Patients suffering from dilated cardiomyopathy due to mutations in the BAG3 gene could have a new curative treatment for the disease.
Renovacor, a preclinical-stage biopharmaceutical company, today announced it will receive $11 million in Series A funding for its recombinant adeno-associated virus-based gene therapy.
“There are currently no precision medicine options for cardiovascular patients with specific genetic mutations — a deficiency that Renovacor hopes to address,” said Magdalene Cook, M.D., president and CEO of Renovacor. “By bringing the first precision therapy for cardiovascular disease to the market, we aim to change the therapeutic paradigm that has existed in this field for more than three decades.”

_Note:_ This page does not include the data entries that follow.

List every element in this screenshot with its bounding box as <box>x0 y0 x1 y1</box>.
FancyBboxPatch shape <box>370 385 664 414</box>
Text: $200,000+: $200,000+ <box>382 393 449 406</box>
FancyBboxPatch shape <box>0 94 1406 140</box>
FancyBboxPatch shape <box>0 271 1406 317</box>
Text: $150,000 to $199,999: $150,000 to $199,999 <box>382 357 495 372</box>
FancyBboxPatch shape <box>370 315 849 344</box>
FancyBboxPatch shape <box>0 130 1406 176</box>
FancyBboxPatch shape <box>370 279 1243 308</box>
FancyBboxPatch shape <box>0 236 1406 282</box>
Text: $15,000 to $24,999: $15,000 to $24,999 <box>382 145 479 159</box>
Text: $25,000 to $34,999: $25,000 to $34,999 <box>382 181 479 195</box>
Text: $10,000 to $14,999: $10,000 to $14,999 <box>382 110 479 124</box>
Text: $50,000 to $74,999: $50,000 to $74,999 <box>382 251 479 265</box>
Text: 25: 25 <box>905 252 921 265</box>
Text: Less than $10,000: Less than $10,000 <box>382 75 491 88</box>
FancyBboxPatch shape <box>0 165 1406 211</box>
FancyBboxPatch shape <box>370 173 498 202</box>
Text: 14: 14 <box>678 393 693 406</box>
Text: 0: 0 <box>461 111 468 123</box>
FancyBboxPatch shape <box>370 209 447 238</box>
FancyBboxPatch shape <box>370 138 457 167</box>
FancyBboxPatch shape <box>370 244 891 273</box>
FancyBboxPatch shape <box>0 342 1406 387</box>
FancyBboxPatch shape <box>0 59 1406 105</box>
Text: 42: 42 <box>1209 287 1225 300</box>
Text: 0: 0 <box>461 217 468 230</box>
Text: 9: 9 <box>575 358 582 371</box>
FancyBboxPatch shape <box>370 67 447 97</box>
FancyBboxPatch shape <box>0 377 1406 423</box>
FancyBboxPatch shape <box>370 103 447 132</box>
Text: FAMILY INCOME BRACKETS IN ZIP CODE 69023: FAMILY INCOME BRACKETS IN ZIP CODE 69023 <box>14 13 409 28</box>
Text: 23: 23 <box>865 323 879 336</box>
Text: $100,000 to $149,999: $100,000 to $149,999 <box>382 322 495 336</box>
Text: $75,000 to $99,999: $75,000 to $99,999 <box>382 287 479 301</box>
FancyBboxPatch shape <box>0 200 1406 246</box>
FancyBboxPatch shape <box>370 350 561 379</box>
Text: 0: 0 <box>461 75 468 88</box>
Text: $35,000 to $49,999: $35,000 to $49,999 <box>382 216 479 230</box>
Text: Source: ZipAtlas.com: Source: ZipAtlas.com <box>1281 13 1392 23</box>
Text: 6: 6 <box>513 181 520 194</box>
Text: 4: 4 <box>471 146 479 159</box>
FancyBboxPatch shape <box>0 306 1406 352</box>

The company will use the funding to advance its gene replacement therapy by filing an Investigational New Drug application to the U.S. Food and Drug Administration. This will prepare Renovacor to begin human clinical trials in dilated cardiomyopathy patients who have mutations in their BAG3 gene, according to researchers.
Dilated cardiomyopathy, which affects more than 3 million patients in the U.S., Renovacor says, is a condition in which the heart’s ability to pump blood is decreased because the heart’s main pumping chamber is enlarged and weakened.
Some patients develop dilated cardiomyopathy due to mutations in specific genes, including the Bcl2-associated athanogene 3 (BAG3) gene.
Patients who have this mutation are treated with standard care for heart failure. But the five-year survival of a patient with dilated cardiomyopathy is only 50%. And gene replacement therapy has the potential to prevent the progression of the disease.
“By replacing a missing gene that is causative of disease, Renovacor’s potentially curative treatment aims to stop the progression of the disease and save the lives of otherwise healthy young adults,” said Arthur Feldman, M.D., Ph.D., founder of Renovacor.
Novartis, Venture Fund, Boradview Ventures and BioAdvance co-led the funding, with additional investments from New Leaf Venture Partners and Innogest Capital.